Source : Le blog de Michel Baglin
Sa femme Muriel vient de m’annoncer le décès subit de Bernard Mazo, survenu hier samedi 7 juillet, à Gassin où il
séjournait comme chaque été. Il a succombé à un arrêt cardiaque, apparemment sans souffrances. Il avait 73 ans.
Je
suis encore sous le coup de l’émotion, d’autant plus abasourdi par cette nouvelle que nous les attendions, lui et Muriel, à la maison ces jours-ci et que je l’ai eu au téléphone la semaine
dernière, en belle forme semblait-il.
Heureux de l’acceptation par les éditions du Seuil de sa biographie de Jean Sénac, il se faisait une joie de participer à la fin de ce mois au Festival des Voix vives de la Méditerranée à Sète,
dont il était un des plus fidèles animateurs, et d’y retrouver tous ses nombreux amis.
Le tragique et l’appétit de vivre
Bernard Mazo est né le 13 avril 1939 à Paris, où il vivait. Poète, il a publié une dizaine de recueils et reçu le prix Max Jacob pour « La cendre des jours » .
Son dernier recueil, « Dans l’insomnie de la mémoire » , a paru chez Voix d’encre l’an dernier. Il a connu la guerre d’Algérie. « J’ai eu vingt ans
dans les Aurès, où je suis resté cloué, triste rêveur éveillé, vingt-sept mois durant », confie-t-il, ajoutant : « sans la poésie et la lecture des poètes, sans la chaleur
partagée de leur parole, sans doute aurais-je sombré dans le désespoir ». L’épreuve l’aura en tout cas suffisamment marqué pour en faire un anticolonialiste convaincu et pour que l’exil
devienne un de ses thèmes majeurs,
Ses thèmes – la dépossession de soi par le temps, l’étrangeté du monde, etc. revenaient plus épurés que jamais dans chacun de ses recueils. Ils sont toujours confrontation au silence. Silence de
l’âge venu et des pages tournées dans « l’obscure rumeur du temps », hébétude lorsqu’on se penche sur « cette vie qui nous appartient si peu ». Sans oublier
cette sorte de silence qui tient à « ce vide douloureux entre les choses et ce qui les nomme ». Car l’adéquation des mots et des choses n’est pas plus acquise que celle de soi
et du monde dans l’œuvre de Bernard Mazo.

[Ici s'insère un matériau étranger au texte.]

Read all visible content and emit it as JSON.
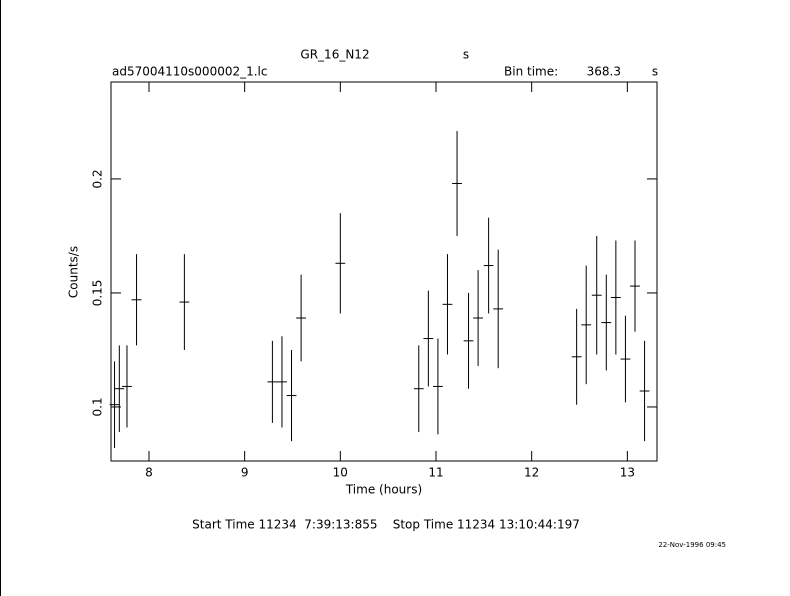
{
  "chart_data": {
    "type": "errorbar",
    "title": "GR_16_N12",
    "title_unit": "s",
    "file_name": "ad57004110s000002_1.lc",
    "bin_time_label": "Bin time:",
    "bin_time": 368.3,
    "bin_time_unit": "s",
    "xlabel": "Time (hours)",
    "ylabel": "Counts/s",
    "time_range": "Start Time 11234  7:39:13:855    Stop Time 11234 13:10:44:197",
    "timestamp": "22-Nov-1996 09:45",
    "color": "#000000",
    "x": [
      7.64,
      7.69,
      7.77,
      7.87,
      8.37,
      9.29,
      9.39,
      9.49,
      9.59,
      10.0,
      10.82,
      10.92,
      11.02,
      11.12,
      11.22,
      11.34,
      11.44,
      11.55,
      11.65,
      12.47,
      12.57,
      12.68,
      12.78,
      12.88,
      12.98,
      13.08,
      13.18
    ],
    "values": [
      0.101,
      0.108,
      0.109,
      0.147,
      0.146,
      0.111,
      0.111,
      0.105,
      0.139,
      0.163,
      0.108,
      0.13,
      0.109,
      0.145,
      0.198,
      0.129,
      0.139,
      0.162,
      0.143,
      0.122,
      0.136,
      0.149,
      0.137,
      0.148,
      0.121,
      0.153,
      0.107
    ],
    "errors": [
      0.019,
      0.019,
      0.018,
      0.02,
      0.021,
      0.018,
      0.02,
      0.02,
      0.019,
      0.022,
      0.019,
      0.021,
      0.021,
      0.022,
      0.023,
      0.021,
      0.021,
      0.021,
      0.026,
      0.021,
      0.026,
      0.026,
      0.021,
      0.025,
      0.019,
      0.02,
      0.022
    ],
    "xlim": [
      7.603,
      13.31
    ],
    "ylim": [
      0.0763,
      0.2425
    ],
    "xticks": [
      8,
      9,
      10,
      11,
      12,
      13
    ],
    "yticks": [
      0.1,
      0.15,
      0.2
    ]
  }
}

C’est que « le poème ne peut se fonder que sur ce qui est condamné à mourir » et que la conscience tragique et douloureuse de la
finitude est la source même de sa poésie.

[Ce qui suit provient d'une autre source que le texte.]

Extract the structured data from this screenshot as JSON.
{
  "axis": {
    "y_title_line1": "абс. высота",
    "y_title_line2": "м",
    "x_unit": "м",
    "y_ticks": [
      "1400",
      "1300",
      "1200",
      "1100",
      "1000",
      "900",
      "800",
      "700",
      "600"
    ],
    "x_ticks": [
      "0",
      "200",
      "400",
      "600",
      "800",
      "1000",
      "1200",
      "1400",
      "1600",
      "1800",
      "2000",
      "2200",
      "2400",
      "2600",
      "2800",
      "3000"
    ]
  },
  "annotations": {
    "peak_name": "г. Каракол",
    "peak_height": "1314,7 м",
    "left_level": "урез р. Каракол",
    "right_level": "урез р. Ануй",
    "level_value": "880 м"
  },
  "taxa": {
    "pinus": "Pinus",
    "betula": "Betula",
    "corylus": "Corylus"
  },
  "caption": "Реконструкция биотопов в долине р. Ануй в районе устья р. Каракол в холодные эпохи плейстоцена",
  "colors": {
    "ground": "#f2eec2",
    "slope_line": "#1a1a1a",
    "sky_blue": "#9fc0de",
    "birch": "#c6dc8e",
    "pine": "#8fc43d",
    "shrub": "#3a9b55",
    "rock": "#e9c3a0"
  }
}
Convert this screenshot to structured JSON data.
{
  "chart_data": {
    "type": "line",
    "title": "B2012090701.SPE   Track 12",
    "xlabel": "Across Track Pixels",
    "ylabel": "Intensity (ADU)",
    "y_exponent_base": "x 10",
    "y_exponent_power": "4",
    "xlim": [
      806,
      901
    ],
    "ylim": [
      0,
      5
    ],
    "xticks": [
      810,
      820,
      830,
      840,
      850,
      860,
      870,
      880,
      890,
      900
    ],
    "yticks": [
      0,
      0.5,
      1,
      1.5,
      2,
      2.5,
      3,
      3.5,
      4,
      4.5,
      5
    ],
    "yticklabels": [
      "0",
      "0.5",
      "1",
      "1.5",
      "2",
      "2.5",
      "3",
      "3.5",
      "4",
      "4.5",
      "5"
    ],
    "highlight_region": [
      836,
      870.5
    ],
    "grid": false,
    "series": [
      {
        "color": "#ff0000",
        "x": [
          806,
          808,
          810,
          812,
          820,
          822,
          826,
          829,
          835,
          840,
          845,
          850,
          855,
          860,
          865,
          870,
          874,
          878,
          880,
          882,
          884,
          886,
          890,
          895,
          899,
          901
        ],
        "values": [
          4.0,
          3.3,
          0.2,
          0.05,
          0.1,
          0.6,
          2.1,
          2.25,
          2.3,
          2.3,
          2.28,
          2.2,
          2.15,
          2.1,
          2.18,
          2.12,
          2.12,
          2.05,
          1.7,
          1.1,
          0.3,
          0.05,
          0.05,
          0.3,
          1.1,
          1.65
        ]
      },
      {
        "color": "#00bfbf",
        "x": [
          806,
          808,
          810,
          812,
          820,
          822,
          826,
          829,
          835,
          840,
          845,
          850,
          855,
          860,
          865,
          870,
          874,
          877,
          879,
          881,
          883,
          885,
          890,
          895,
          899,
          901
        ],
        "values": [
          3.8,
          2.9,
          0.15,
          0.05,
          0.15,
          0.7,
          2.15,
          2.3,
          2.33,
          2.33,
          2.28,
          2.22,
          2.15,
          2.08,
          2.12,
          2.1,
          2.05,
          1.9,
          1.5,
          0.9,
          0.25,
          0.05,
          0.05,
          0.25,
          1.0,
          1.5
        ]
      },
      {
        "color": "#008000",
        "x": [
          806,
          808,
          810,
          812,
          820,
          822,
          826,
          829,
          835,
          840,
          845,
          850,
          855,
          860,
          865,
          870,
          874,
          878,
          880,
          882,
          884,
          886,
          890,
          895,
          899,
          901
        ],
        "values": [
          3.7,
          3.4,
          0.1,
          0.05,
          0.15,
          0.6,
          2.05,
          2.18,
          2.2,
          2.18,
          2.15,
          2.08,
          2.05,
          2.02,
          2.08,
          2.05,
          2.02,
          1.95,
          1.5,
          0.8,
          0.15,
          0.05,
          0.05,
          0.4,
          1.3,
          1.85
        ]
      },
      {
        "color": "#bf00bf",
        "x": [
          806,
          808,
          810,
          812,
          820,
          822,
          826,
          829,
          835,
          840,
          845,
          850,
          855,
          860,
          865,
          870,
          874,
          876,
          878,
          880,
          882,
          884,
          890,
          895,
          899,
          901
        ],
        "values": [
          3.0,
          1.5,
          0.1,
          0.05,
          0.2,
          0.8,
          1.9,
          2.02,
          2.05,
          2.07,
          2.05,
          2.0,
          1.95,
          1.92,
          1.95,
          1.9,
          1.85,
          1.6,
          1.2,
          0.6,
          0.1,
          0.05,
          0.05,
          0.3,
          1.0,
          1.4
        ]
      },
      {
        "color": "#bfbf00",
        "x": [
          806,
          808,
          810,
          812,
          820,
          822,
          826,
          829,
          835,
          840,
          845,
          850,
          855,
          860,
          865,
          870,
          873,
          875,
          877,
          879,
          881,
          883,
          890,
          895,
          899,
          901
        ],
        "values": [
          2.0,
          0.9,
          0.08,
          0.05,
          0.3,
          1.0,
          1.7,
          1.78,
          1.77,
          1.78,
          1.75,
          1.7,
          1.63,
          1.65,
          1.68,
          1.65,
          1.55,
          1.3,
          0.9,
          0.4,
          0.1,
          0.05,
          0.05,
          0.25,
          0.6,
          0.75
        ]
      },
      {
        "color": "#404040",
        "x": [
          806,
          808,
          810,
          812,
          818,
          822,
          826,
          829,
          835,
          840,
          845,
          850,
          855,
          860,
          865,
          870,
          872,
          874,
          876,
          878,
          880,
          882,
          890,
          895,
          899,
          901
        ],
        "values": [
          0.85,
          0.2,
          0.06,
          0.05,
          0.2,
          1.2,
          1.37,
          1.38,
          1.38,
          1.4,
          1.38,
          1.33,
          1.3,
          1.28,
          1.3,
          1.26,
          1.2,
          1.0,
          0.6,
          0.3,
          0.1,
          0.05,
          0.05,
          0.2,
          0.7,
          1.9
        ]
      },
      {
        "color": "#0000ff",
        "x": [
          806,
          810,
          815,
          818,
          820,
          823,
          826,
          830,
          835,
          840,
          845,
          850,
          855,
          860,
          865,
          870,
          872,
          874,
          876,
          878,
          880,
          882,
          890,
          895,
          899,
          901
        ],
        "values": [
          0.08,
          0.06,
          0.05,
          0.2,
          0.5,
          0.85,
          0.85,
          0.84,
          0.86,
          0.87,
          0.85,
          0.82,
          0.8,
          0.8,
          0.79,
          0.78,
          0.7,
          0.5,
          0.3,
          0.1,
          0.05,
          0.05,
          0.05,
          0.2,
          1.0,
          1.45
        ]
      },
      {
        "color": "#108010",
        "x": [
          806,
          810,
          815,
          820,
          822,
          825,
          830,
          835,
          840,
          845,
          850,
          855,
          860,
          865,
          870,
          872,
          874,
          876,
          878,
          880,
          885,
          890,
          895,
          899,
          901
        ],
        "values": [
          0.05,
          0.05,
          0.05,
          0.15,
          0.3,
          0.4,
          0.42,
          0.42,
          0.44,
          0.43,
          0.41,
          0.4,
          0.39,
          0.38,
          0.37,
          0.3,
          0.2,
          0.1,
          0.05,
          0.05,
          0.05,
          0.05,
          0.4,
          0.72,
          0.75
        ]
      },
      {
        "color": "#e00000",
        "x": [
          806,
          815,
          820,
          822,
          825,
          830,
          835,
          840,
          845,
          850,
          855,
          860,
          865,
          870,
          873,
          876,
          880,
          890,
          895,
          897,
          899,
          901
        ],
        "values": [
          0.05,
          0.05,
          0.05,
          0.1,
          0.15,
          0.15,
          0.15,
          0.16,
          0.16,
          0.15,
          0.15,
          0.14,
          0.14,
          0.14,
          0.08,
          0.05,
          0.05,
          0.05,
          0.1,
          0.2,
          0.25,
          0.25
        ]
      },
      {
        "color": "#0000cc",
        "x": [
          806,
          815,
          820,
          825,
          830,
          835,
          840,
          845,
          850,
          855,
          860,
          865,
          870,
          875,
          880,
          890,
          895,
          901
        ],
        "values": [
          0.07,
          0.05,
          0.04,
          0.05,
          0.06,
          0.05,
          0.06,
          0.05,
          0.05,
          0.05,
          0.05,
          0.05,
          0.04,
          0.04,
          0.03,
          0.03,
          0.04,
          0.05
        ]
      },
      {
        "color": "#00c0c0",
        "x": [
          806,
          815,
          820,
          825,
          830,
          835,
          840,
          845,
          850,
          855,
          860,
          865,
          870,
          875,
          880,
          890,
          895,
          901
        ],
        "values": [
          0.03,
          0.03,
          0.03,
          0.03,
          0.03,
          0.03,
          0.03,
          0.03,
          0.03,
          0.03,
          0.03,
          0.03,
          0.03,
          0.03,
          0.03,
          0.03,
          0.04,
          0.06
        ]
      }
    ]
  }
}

Bernard Mazo n’en était pas moins en prise avec le réel, l’autre, l’amour, et sa poésie témoigne aussi de son appétit de vivre. « On n’est pas quitte avec la vie en l’éludant. / On est
quitte avec la vie en l’épuisant », prétendait-il.
La revue Phoenix (qui a succédé à Sud et Autre Sud) lui a consacré un dossier dans sa troisième livraison, en 2011.
Critique et animateur
Fin connaisseur de la poésie contemporaine, Bernard était aussi critique pour de nombreuses revues et fut codirecteur durant neuf ans d’Aujourd’hui poème. Certains de ses articles et
études ont été réunis en volumes et une biographie de Jean Sénac est en préparation au Seuil (il me disait récemment avoir terminé la correction des épreuves).
Secrétaire général du Prix Apollinaire, membre de l’Académie Mallarmé et du Pen-Club français, Bernard Mazo animait de nombreuses rencontres, débats, assurant avec générosité présentations des
auteurs et lectures. Il était aussi, bien sûr, un collaborateur régulier de revue-texture.fr auquel il a donné de nombreux articles.
Mais c’était, avant tout, un ami. Fidèle, chaleureux, qu’on repérait de loin à son chapeau et à sa manière de porter souvent une double paire de lunettes et sur le nez et sur le front… Bon
vivant, il nous réjouissait tous par sa présence, ses plaisanteries, sa faconde, qui n’ont pas fini de terriblement nous manquer.